This virology [blog] discusses estimates of the number of mammalian viruses and the costs of 'discovering' 85% of them.
My question is whether this is not a forlorn hope. The ".632 rule" in statistics says roughly that as we approach n random samples from a large population of size n we will see only about 62.3 per cent of the population. After a point we would begin to see the same viruses again and again. This argument is probably stronger with respect to marine viruses, as they may be even more numerous and sampling at depths could be difficult.
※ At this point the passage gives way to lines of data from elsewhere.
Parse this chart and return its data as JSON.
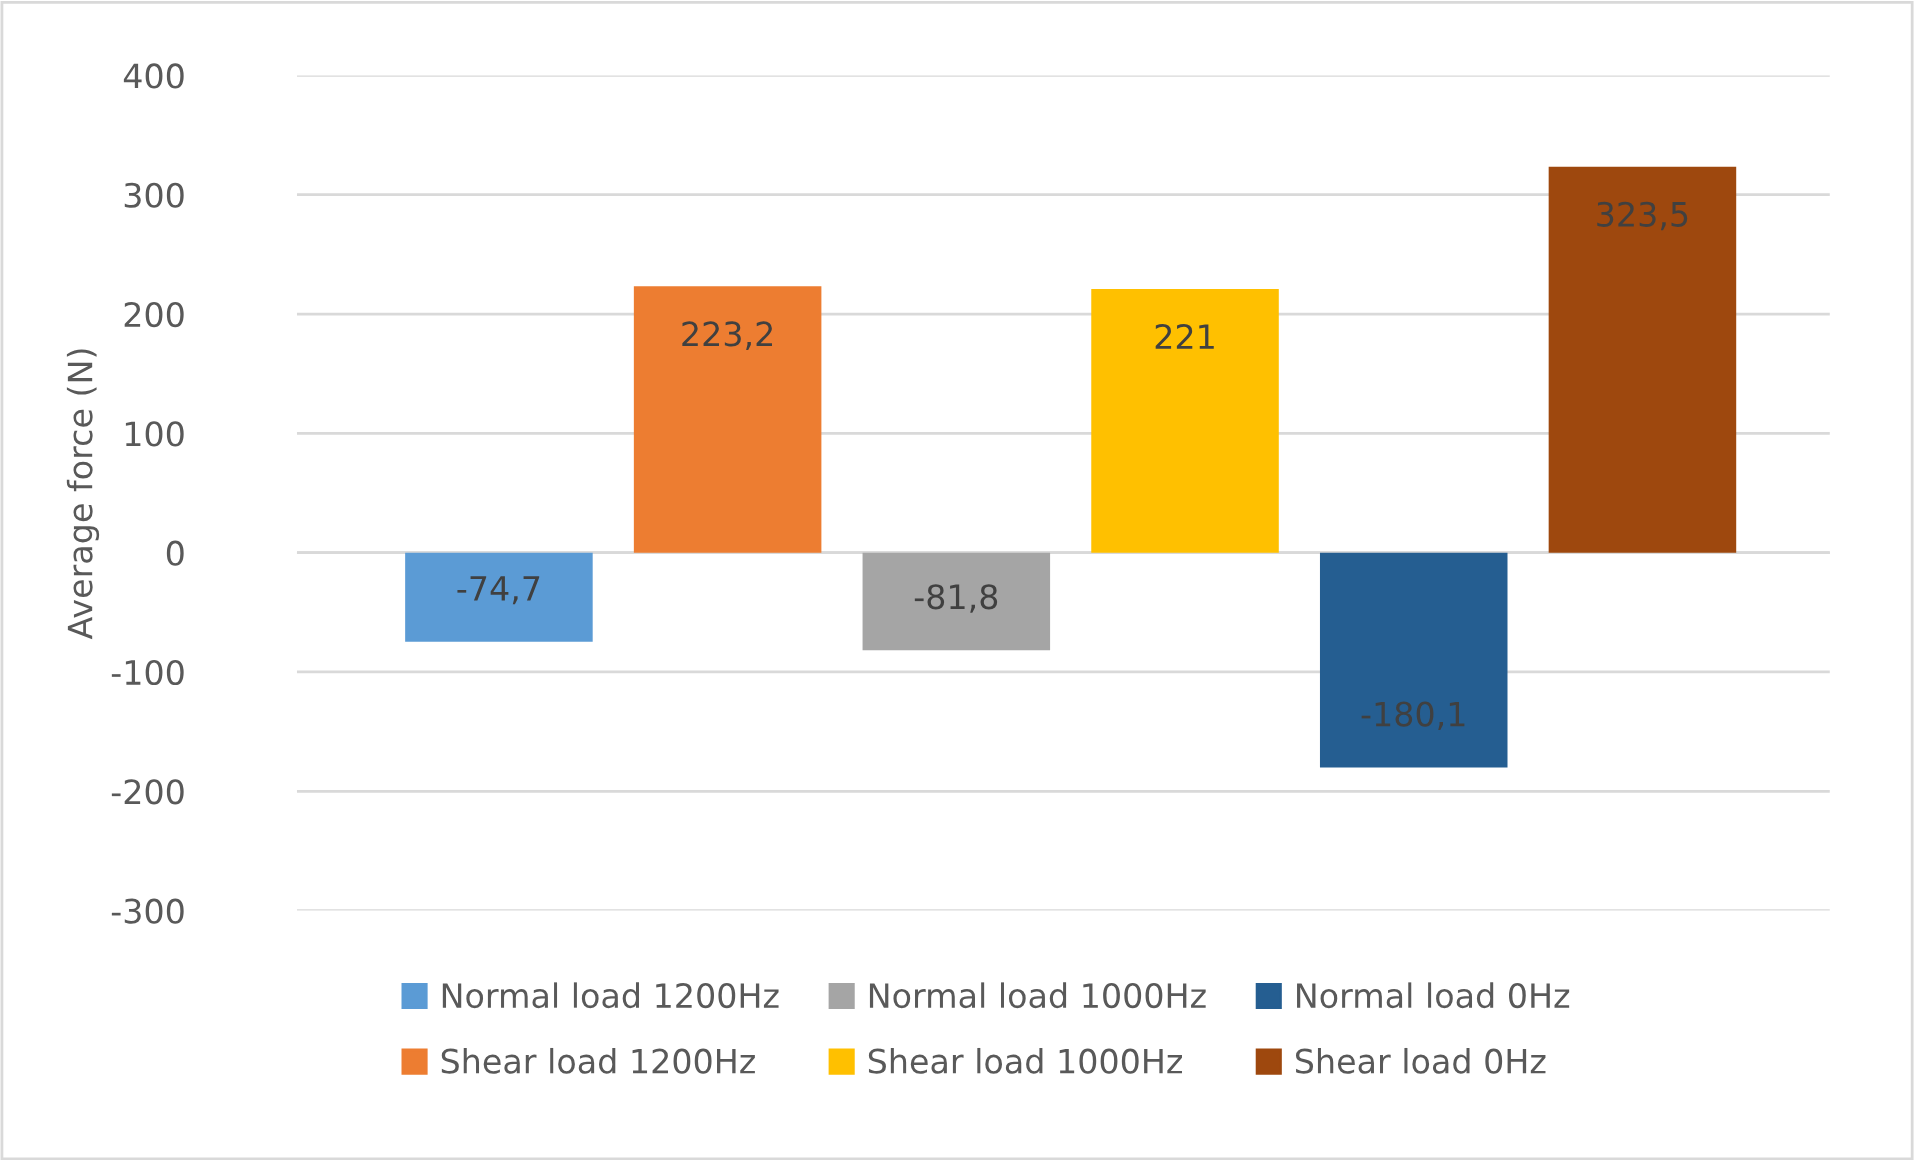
{
  "chart_data": {
    "type": "bar",
    "ylabel": "Average force (N)",
    "categories": [
      null
    ],
    "series": [
      {
        "name": "Normal load 1200Hz",
        "color": "#5b9bd5",
        "values": [
          -74.7
        ],
        "value_labels": [
          "-74,7"
        ]
      },
      {
        "name": "Shear load 1200Hz",
        "color": "#ed7d31",
        "values": [
          223.2
        ],
        "value_labels": [
          "223,2"
        ]
      },
      {
        "name": "Normal load 1000Hz",
        "color": "#a5a5a5",
        "values": [
          -81.8
        ],
        "value_labels": [
          "-81,8"
        ]
      },
      {
        "name": "Shear load 1000Hz",
        "color": "#ffc000",
        "values": [
          221
        ],
        "value_labels": [
          "221"
        ]
      },
      {
        "name": "Normal load 0Hz",
        "color": "#255e91",
        "values": [
          -180.1
        ],
        "value_labels": [
          "-180,1"
        ]
      },
      {
        "name": "Shear load 0Hz",
        "color": "#9e480e",
        "values": [
          323.5
        ],
        "value_labels": [
          "323,5"
        ]
      }
    ],
    "ylim": [
      -300,
      400
    ],
    "yticks": [
      -300,
      -200,
      -100,
      0,
      100,
      200,
      300,
      400
    ],
    "grid": "y",
    "legend": "bottom"
  }
}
I wonder if someone with experience sampling small organisms from large populations or familiarity with the literature has an idea about the plausibility of seeing 85% of a large population, such as mammalian viruses, by sampling?
If the samples are really random (in some sense) and the population is large, a few computer simulations reveal the power of this rule of thumb.
Edit in response to comment/question:
Like any such estimate, the blog's estimate of 3.6 million is a guess. I am not reproducing the calculation here because it's just speculation.
Having said that, if 3.6 million were correct, we would have to draw about 6.8 million samples to find 85% of the existing viruses, 8.2 million to find 90%, and so on. As the blog notes, the PCR approach detects viruses similar to those we know, so the sampling is worse than random. If we look at the difficulty of finding/using a method that has a reasonable chance of capturing any of the extant viruses, the number 3.6 million looks very big.